Does (or Should) SCOTUS Have the Final Word on the ObamaCare Statute?
A war of words is brewing. Earlier this week The Beacon noted that the President suggested the Supreme Court would be engaging in judicial activism if it struck the individual mandate. Apparently, Judge Jerry Smith of the Fifth Circuit Court of Appeals did not like the President’s statement. Smith was sitting on a panel hearing a case dealing with a hospital challenge to the statute and he has ordered the Department of Justice to respond in writing with the official position of the Government: Do the courts have the power to strike down a federal statute? CBS has this story on Smith and the exchange at argument.
Smith is being silly here. The President raised an issue of judicial activism and has not challenged judicial review–that is, the power of the courts to review the acts or decisions of other branches of government. Smith’s order makes the judiciary look extremely political and serves no useful purpose. If anything, Smith gives Obama’s allies more ammunition for efforts to paint opponents of the health law as favoring unrestrained court power.
Anyone with a modicum of historical knowledge must agree that judicial review is a direct result of popular sovereignty. Because the people are sovereign and government officers are their agents, the executive, Congress, and judges must all interpret the Constitution when performing their duties. Congress and the President should have done this when considering the health care law, and SCOTUS must do so when adjudicating the case now in front of it. As I said in the post below, I don’t think the court would be activist to strike the law and I believe that it should do so. But that is a separate issue from debates about who has the final word on the Constitution.
The real question is whether the Court should be the final word on the matter? That is, is the judiciary supreme? Must the executive and the Congress bow and move on to other issues. Or, should Congress remove the Court’s jurisdiction over the statute via the Exceptions Clause, which gives Congress virtually unlimited authority over the appellate jurisdiction of the federal courts?

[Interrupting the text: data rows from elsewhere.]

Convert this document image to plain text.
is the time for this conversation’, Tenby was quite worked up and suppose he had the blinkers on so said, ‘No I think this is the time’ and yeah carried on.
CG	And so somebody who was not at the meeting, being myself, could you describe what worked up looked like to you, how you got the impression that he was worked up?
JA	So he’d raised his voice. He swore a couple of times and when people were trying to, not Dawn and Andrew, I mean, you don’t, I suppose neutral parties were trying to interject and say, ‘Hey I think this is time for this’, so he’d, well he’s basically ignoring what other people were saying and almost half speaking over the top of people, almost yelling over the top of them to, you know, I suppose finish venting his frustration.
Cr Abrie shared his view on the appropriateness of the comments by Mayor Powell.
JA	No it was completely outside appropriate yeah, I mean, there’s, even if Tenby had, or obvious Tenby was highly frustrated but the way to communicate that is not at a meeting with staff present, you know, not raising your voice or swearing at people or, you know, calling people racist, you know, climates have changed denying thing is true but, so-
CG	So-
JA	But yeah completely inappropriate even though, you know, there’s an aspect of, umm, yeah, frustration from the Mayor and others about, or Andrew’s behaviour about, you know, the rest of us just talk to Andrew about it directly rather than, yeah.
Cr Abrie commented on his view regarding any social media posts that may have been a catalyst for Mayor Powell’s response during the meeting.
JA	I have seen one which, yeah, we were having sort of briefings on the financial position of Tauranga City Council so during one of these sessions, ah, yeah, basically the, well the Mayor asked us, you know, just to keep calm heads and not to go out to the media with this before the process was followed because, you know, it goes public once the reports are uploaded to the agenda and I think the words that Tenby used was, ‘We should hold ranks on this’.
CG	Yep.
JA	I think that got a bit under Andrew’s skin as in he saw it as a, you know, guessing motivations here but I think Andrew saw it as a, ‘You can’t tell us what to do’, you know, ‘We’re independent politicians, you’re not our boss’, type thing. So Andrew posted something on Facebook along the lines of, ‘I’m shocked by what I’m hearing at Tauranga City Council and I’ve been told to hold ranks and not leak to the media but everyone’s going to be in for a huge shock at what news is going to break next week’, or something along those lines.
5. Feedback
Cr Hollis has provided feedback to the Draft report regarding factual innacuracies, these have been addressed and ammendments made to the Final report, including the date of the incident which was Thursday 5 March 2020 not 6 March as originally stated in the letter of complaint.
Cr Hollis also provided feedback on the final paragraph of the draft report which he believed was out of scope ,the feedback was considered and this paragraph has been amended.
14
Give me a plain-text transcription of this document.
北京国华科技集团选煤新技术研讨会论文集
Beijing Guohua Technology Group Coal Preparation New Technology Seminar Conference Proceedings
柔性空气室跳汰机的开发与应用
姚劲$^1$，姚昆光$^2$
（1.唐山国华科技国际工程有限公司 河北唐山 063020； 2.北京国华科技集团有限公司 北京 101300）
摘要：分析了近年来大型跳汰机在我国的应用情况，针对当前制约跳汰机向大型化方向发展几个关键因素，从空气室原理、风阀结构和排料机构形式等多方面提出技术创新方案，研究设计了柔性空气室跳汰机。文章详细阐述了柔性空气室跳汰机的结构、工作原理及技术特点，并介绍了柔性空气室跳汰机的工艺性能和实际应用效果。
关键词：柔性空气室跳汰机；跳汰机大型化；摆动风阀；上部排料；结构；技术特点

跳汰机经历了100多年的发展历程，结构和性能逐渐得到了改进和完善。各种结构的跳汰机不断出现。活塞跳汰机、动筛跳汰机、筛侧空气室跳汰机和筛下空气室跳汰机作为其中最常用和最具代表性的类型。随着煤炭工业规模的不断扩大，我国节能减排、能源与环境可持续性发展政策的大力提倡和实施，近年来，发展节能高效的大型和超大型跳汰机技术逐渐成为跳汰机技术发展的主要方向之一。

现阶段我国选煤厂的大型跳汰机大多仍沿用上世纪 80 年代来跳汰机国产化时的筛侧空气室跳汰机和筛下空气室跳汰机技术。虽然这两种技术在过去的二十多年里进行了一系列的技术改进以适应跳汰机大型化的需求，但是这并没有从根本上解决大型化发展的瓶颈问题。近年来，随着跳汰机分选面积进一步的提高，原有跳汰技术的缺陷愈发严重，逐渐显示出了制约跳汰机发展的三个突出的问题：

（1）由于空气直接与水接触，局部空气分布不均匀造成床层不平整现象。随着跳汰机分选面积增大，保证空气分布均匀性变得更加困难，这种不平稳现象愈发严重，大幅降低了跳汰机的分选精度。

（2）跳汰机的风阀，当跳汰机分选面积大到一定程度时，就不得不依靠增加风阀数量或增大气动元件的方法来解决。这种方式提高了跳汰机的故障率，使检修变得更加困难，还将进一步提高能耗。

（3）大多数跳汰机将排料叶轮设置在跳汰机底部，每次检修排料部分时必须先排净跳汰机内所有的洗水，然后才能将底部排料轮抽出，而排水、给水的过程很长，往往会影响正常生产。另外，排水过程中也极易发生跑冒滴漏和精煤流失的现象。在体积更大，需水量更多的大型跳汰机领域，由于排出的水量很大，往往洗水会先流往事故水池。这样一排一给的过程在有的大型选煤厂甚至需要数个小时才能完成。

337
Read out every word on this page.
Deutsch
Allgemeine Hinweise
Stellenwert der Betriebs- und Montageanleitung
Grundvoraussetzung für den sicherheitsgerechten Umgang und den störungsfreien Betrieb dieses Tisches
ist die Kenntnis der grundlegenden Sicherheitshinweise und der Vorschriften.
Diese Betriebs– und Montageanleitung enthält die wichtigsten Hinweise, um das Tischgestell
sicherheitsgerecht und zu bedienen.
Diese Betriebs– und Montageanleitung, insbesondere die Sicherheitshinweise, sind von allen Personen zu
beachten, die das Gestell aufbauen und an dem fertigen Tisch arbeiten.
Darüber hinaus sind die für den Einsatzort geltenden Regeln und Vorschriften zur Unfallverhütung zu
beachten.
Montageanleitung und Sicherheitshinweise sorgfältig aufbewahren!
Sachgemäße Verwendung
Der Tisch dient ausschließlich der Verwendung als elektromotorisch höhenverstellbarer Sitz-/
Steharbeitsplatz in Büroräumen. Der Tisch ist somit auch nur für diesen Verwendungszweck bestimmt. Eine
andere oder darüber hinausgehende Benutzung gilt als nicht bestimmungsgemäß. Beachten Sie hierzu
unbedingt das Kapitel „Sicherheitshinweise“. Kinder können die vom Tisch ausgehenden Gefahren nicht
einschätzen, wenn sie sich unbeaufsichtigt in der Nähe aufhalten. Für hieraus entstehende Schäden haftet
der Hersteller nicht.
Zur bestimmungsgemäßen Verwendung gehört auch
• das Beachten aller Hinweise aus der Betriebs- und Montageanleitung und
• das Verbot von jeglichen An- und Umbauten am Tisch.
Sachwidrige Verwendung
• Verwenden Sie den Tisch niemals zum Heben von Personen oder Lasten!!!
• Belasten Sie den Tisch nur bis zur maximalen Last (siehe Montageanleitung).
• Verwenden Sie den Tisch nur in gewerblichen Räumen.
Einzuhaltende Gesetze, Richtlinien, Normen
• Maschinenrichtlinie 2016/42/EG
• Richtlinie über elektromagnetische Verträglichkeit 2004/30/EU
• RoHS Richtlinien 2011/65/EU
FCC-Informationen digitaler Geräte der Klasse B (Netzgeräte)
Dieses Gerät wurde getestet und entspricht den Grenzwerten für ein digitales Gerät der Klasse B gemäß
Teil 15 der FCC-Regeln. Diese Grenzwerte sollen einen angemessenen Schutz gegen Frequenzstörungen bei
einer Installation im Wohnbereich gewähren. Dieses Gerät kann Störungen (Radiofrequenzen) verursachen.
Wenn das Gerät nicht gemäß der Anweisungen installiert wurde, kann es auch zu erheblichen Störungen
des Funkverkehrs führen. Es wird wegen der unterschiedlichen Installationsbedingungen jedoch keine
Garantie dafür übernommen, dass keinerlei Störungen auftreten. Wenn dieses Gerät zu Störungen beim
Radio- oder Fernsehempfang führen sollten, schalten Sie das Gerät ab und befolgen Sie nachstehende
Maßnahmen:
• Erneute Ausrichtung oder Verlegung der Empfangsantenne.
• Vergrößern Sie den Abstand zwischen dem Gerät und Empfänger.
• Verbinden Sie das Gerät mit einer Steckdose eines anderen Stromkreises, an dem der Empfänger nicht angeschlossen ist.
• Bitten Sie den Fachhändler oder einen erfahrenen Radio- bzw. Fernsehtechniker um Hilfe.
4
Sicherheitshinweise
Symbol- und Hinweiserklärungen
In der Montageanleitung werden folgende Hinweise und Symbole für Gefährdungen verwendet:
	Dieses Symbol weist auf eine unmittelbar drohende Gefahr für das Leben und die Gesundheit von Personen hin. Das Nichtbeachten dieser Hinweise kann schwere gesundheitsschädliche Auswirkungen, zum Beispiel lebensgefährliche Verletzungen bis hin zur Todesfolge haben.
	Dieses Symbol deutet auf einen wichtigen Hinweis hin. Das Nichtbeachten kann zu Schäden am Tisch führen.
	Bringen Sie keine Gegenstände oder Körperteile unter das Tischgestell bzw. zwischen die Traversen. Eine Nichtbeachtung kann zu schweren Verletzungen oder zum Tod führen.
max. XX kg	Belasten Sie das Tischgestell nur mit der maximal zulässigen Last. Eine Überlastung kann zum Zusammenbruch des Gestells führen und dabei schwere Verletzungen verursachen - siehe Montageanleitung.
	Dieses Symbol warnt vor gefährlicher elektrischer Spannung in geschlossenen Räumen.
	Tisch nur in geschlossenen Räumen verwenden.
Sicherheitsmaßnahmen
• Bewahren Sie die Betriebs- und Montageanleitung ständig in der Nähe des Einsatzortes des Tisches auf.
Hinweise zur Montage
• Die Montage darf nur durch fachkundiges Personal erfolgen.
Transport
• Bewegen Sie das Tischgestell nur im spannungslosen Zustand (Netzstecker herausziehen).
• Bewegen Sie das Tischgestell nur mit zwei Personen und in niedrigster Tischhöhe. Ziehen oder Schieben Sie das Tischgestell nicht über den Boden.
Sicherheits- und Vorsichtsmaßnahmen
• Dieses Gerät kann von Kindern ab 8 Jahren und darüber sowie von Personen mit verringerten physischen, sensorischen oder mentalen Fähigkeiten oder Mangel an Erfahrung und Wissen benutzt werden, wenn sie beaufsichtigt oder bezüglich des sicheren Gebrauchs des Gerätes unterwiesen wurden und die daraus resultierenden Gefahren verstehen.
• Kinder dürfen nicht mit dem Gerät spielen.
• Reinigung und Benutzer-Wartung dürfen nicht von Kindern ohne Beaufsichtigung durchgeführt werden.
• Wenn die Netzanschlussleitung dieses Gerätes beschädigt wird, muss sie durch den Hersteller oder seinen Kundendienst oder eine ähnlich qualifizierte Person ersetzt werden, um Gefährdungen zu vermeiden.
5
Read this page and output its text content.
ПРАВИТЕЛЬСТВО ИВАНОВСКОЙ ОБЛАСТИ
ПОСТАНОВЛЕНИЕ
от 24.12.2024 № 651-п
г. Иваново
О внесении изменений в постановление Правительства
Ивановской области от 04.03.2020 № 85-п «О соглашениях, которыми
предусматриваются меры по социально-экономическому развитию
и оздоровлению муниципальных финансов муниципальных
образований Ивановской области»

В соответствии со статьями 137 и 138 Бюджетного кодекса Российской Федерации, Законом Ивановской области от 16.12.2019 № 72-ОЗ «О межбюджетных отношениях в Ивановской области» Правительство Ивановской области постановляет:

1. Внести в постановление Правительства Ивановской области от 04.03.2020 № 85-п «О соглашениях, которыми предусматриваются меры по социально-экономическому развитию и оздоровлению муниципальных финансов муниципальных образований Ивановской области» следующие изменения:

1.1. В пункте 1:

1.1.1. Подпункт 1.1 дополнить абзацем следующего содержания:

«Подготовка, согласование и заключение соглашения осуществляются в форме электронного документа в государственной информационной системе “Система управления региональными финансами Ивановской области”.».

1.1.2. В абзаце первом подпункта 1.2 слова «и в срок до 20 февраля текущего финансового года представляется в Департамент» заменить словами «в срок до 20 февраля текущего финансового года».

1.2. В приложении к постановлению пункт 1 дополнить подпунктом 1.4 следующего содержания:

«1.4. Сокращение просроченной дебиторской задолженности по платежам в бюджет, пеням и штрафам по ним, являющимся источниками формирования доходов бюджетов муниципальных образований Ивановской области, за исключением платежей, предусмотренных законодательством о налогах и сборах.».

“the supreme Court shall have original Jurisdiction. In all the other Cases before mentioned, the supreme Court shall have appellate Jurisdiction, both as to Law and Fact, with such Exceptions, and under such Regulations as the Congress shall make.”
This is but one remedy that might be open to the elected branches but is rarely ever discussed. While I don’t favor it in this case, such matters need to be in the discussion.
Unfortunately, even some of our friends such as Andrew P. Napolitano are weighing in on the controversy and opining:
The Court is his equal, as a branch of government. But since 1803, the Court is superior to the president on having the final say as to what the laws and what the Constitution mean; and the president knows that.
Ouch. Such a comment from a friend of liberty and republican government is disappointing. Marbury did not declare the Supreme Court to be the final arbiter on the meaning of the United States Constitution. Following in the footsteps of state court judges who wrestled with the issue of court power, Marshall simply held that, as a co-equal branch, the Supreme Court must take note of constitutional provisions when deciding a case or controversy. Marshall also suggested that the Court must show deference to the elected branches of government.
Independent Institute Research Fellow William Watkins sheds light on this issue in this commentary article. His recent book Judicial Monarchs gives an in-depth argument against the supremacy advocated by Napolitano and others.
Hopefully, this squabble will die down. Right now it appears that the result will be enhanced court power, which is not a good result.